Wild About Colour
What if I told you that colour doesn’t exist?
First, a return to your elementary school science class might be helpful. When light hits objects around us, those objects absorb different frequencies. The frequencies that aren’t absorbed are reflected back to us and the cells in our eyes translate that information into different colours. So the colours we see are not tangible parts of the world around us, rather, they are created by our brain to help us make sense of the world.

If you’ve ever argued with a friend about whether a colour was green or blue—or perhaps been part of an online argument about the colour of an infamous dress—you know that we don’t all perceive colour in the same way. In some cases, as with colour-blindness, some people may not see certain colours at all or may only see them in particular circumstances. Given the work our brains are doing to translate external stimuli into colour, it’s remarkable that we share a common sense of colour at all.
Last week, I wrote about umwelt—the idea that every person and every species has a unique perception of the world. This concept extends to colours as well. As humans, we see a rainbow of colours—far more than cats and dogs, but fewer than birds. However, we don’t see ultraviolet, a colour that many other species can see.
Which brings me back to the question I began with: what if colours aren’t real? Colours are not intrinsically part of the world. Our minds create the colours we see and other species see those colours differently. We each have a unique way that we perceive the world around us, extending to our understanding of colour.
Colour isn’t just about what we think we see. Language and society play a role as well. In English, we have names for 11 main groups of colours, each of which can be broken down into an infinite number of variations. Other cultures describe colours differently. Many cultures use five groupings of colours to describe the world: dark, light, red, yellow, and blue+green. Our society also shapes the meanings we give to colours, even if those meanings are sometimes contradictory. Red, for example, is associated with love, but also with anger and war. As a contrast, in China, red is a symbol of joy and good fortune. Our culture shapes our feelings about colours and our language reflects that.
Which brings me, in an admittedly circuitous way, to colour and art. Colour has been a part of art for more than 75,000 years when our ancestors went to the trouble of finding and preparing red ochre to decorate their cave paintings. Today, colour and art are almost impossible to separate—who can imagine Van Gogh without blue or yellow or Monet without purple and green?

We have the ability to see millions of colours, but the process of translating the world around us into pigments that become art is more difficult than it seems.
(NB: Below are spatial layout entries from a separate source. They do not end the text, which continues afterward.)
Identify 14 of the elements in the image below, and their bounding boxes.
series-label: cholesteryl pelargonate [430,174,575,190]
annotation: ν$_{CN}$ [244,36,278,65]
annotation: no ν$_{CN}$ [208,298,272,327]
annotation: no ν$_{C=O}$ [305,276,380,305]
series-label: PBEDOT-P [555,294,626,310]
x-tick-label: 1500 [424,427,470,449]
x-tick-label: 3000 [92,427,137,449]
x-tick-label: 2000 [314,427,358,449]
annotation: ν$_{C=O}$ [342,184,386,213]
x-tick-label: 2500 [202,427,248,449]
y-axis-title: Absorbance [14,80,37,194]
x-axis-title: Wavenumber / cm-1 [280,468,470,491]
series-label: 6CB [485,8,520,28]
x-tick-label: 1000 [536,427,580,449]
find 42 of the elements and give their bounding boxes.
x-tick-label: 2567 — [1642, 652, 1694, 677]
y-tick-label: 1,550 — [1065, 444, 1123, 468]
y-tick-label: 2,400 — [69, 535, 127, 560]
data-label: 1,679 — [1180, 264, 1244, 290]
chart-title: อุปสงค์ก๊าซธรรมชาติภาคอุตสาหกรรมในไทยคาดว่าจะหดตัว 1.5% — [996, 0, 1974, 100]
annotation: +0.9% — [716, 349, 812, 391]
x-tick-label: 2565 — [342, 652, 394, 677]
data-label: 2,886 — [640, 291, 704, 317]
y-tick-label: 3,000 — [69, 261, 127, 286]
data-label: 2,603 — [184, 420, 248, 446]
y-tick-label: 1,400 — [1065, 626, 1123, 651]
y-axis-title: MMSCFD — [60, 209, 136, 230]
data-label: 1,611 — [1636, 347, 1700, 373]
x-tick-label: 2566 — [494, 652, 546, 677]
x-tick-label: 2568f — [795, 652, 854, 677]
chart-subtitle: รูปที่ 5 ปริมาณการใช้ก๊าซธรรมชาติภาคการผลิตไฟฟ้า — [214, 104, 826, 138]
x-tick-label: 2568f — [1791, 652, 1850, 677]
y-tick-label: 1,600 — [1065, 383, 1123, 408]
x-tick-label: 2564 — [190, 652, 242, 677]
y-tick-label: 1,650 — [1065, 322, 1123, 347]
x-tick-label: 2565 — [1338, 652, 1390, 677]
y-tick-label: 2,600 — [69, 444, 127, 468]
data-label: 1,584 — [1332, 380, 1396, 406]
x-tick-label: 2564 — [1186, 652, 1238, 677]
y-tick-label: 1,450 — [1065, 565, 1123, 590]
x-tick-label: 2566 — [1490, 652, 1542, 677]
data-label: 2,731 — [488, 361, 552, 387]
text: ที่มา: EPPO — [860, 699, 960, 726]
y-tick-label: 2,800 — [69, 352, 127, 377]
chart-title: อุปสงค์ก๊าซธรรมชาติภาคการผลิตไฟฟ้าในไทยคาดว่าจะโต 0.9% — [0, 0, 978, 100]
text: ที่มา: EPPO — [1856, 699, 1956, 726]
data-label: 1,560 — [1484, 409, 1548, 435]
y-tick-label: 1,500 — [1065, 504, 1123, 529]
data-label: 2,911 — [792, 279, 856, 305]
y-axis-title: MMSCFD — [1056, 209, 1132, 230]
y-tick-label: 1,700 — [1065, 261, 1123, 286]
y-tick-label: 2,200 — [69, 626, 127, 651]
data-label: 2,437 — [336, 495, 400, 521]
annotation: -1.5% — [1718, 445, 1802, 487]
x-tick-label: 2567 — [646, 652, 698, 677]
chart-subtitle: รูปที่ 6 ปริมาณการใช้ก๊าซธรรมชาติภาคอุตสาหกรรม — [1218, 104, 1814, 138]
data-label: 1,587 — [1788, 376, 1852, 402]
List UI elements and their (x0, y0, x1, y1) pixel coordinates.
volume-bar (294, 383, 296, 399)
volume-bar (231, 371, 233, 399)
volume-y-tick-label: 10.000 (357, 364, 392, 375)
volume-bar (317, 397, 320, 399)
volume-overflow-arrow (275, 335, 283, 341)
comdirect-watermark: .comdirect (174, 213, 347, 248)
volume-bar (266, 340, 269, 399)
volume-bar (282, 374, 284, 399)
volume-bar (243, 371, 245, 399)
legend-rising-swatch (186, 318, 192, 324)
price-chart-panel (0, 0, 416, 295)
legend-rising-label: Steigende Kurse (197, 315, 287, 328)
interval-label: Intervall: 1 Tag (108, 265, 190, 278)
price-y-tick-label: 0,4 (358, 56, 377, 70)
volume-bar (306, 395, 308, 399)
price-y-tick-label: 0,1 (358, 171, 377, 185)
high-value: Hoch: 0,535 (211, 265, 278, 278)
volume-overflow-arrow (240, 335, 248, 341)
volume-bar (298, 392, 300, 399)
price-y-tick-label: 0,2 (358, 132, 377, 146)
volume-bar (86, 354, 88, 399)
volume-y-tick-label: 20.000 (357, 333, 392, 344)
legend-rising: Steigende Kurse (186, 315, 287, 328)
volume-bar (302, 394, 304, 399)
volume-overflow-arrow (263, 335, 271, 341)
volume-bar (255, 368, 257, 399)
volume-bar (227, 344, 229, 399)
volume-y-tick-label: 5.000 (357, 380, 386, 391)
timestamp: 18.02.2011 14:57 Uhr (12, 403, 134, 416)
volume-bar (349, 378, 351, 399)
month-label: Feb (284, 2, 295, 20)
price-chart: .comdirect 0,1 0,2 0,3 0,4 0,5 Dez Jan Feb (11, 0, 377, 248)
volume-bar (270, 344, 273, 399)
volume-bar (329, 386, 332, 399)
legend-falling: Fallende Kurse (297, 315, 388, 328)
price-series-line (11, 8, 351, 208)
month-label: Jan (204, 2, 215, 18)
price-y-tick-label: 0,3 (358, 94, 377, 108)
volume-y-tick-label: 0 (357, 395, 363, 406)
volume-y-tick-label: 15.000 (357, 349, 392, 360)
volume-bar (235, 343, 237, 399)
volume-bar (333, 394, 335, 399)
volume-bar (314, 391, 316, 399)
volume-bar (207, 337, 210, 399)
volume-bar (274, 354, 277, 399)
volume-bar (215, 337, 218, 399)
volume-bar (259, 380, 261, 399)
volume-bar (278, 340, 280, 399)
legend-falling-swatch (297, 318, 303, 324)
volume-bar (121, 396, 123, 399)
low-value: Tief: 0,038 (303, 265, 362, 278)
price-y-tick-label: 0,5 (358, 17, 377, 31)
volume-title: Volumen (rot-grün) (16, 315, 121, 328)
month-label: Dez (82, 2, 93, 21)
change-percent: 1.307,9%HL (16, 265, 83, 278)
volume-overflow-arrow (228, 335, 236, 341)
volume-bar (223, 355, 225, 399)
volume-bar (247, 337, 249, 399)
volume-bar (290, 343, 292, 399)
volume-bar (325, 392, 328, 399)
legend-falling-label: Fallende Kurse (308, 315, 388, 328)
Many pigments for different colours were discovered by accident, such as is the case with Prussian blue, the result of a laboratory experiment gone wrong. Other pigments like ultramarine blue were created by grinding up lapis lazuli, a semi-precious stone originally found in Afghanistan. Even humble white isn’t as simple as it seems. For years, lead white was prized as a pigment, until the toxic properties of lead were revealed and it was banned from use.

We continue to create new pigments all the time. In 2014, Vantablack, described as the blackest black, was created for use on space telescopes and in 2009, YInMn blue, a rich blue pigment was developed. Both of these pigments are extremely expensive and are unlikely to be featured regularly on gallery walls anytime soon. Regardless, our continued pursuit of new pigments points to our continual desire to find ways to take the myriad of colours we see and represent them in our art.
Whether it’s about how we see it, what it makes us feel, or the art we create, nothing about colour is straightforward.